Security researchers are warning of a new, easy-to-exploit email trick that could allow an attacker to turn a seemingly benign email into a malicious one after it has already been delivered to your email inbox.
Dubbed Ropemaker (stands for Remotely Originated Post-delivery Email Manipulation Attacks Keeping Email Risky), the trick was uncovered by Francisco Ribeiro, the researcher at email and cloud security firm Mimecast.
A successful exploitation of the Ropemaker attack could allow an attacker to remotely modify the content of an email sent by the attacker itself, for example swapping a URL with the malicious one.

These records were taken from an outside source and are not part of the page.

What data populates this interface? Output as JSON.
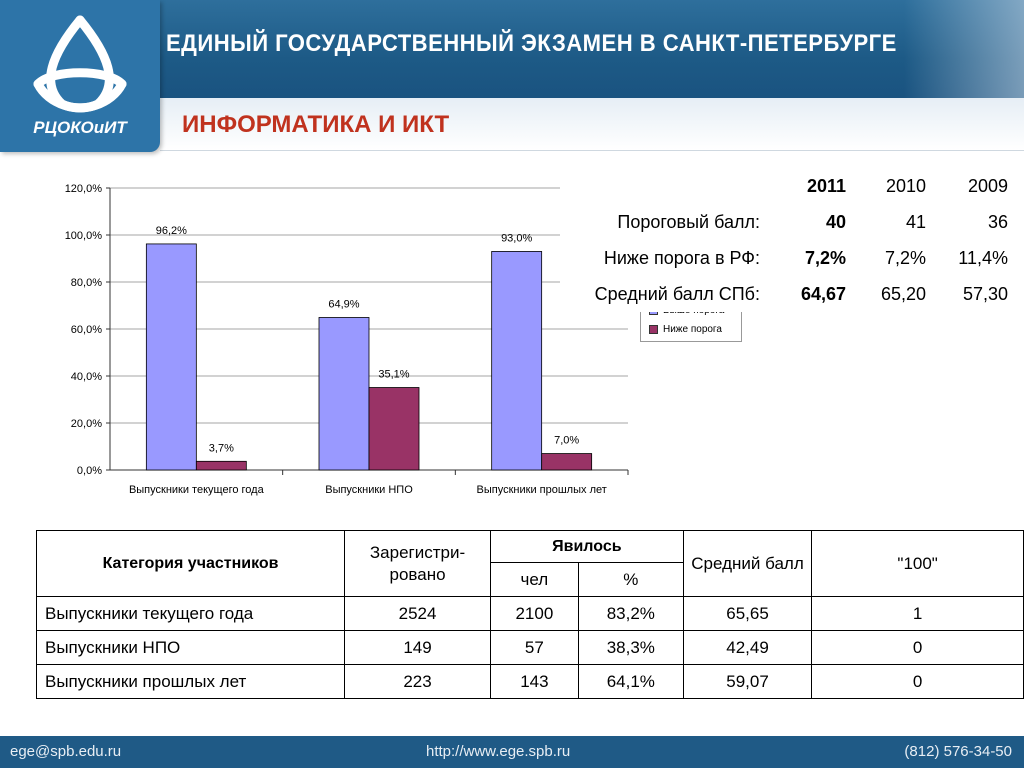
{
  "header": {
    "title": "ЕДИНЫЙ ГОСУДАРСТВЕННЫЙ ЭКЗАМЕН В САНКТ-ПЕТЕРБУРГЕ",
    "logo_text": "РЦОКОиИТ",
    "subject": "ИНФОРМАТИКА И ИКТ"
  },
  "colors": {
    "above": "#9999ff",
    "below": "#993366",
    "header_blue": "#1d5a86",
    "subject_red": "#c0321e"
  },
  "chart_data": {
    "type": "bar",
    "categories": [
      "Выпускники текущего года",
      "Выпускники НПО",
      "Выпускники прошлых лет"
    ],
    "series": [
      {
        "name": "Выше порога",
        "values": [
          96.2,
          64.9,
          93.0
        ],
        "labels": [
          "96,2%",
          "64,9%",
          "93,0%"
        ]
      },
      {
        "name": "Ниже порога",
        "values": [
          3.7,
          35.1,
          7.0
        ],
        "labels": [
          "3,7%",
          "35,1%",
          "7,0%"
        ]
      }
    ],
    "ylim": [
      0,
      120
    ],
    "yticks": [
      "0,0%",
      "20,0%",
      "40,0%",
      "60,0%",
      "80,0%",
      "100,0%",
      "120,0%"
    ],
    "grid": true,
    "legend": "right"
  },
  "summary": {
    "years": [
      "2011",
      "2010",
      "2009"
    ],
    "rows": [
      {
        "label": "Пороговый балл:",
        "values": [
          "40",
          "41",
          "36"
        ]
      },
      {
        "label": "Ниже порога в РФ:",
        "values": [
          "7,2%",
          "7,2%",
          "11,4%"
        ]
      },
      {
        "label": "Средний балл СПб:",
        "values": [
          "64,67",
          "65,20",
          "57,30"
        ]
      }
    ]
  },
  "table": {
    "headers": {
      "category": "Категория участников",
      "registered": "Зарегистри-рованo",
      "appeared": "Явилось",
      "people": "чел",
      "percent": "%",
      "average": "Средний балл",
      "hundred": "\"100\""
    },
    "rows": [
      {
        "category": "Выпускники текущего года",
        "registered": "2524",
        "people": "2100",
        "percent": "83,2%",
        "average": "65,65",
        "hundred": "1"
      },
      {
        "category": "Выпускники НПО",
        "registered": "149",
        "people": "57",
        "percent": "38,3%",
        "average": "42,49",
        "hundred": "0"
      },
      {
        "category": "Выпускники прошлых лет",
        "registered": "223",
        "people": "143",
        "percent": "64,1%",
        "average": "59,07",
        "hundred": "0"
      }
    ]
  },
  "footer": {
    "email": "ege@spb.edu.ru",
    "url": "http://www.ege.spb.ru",
    "phone": "(812) 576-34-50"
  }
}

This can be done even after the email has already been delivered to the recipient and made it through all the necessary spam and security filters, without requiring direct access to the recipient’s computer or email application, exposing hundreds of millions of desktop email client users to malicious attacks.
Ropemaker abuses Cascading Style Sheets (CSS) and Hypertext Markup Language (HTML) that are fundamental parts of the way information is presented on the Internet.

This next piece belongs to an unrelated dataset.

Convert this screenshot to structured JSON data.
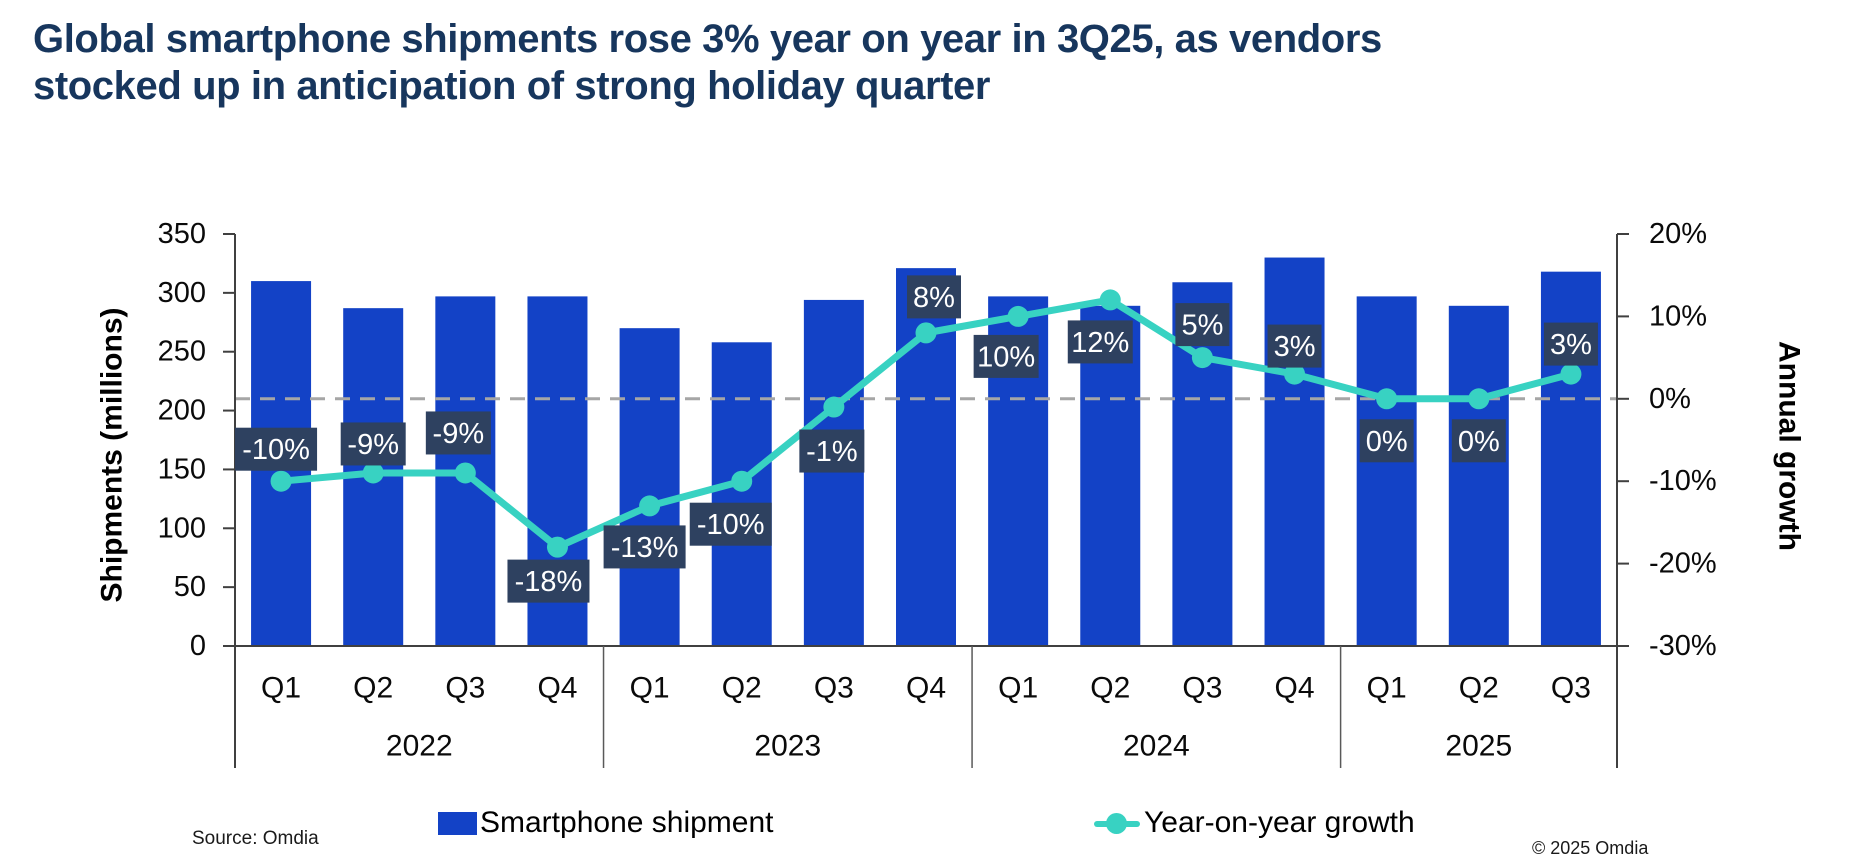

“The origin of Ropemaker lies at the intersection of email and Web technologies, more specifically Cascading Style Sheets (CSS) used with HTML,” Mimecast’s Senior Product Marketing Manager Matthew Gardiner writes in a blog post.
“While the use of these web technologies has made email more visually attractive and dynamic relative to its purely text-based predecessor, this has also introduced an exploitable attack vector for email.”
Since CSS is stored remotely, researchers say an attacker can change the content of an email through remotely initiated changes made to the desired ‘style’ of the email that is then retrieved remotely and presented to the user, without the recipient, even tech savvy users, knowing about it.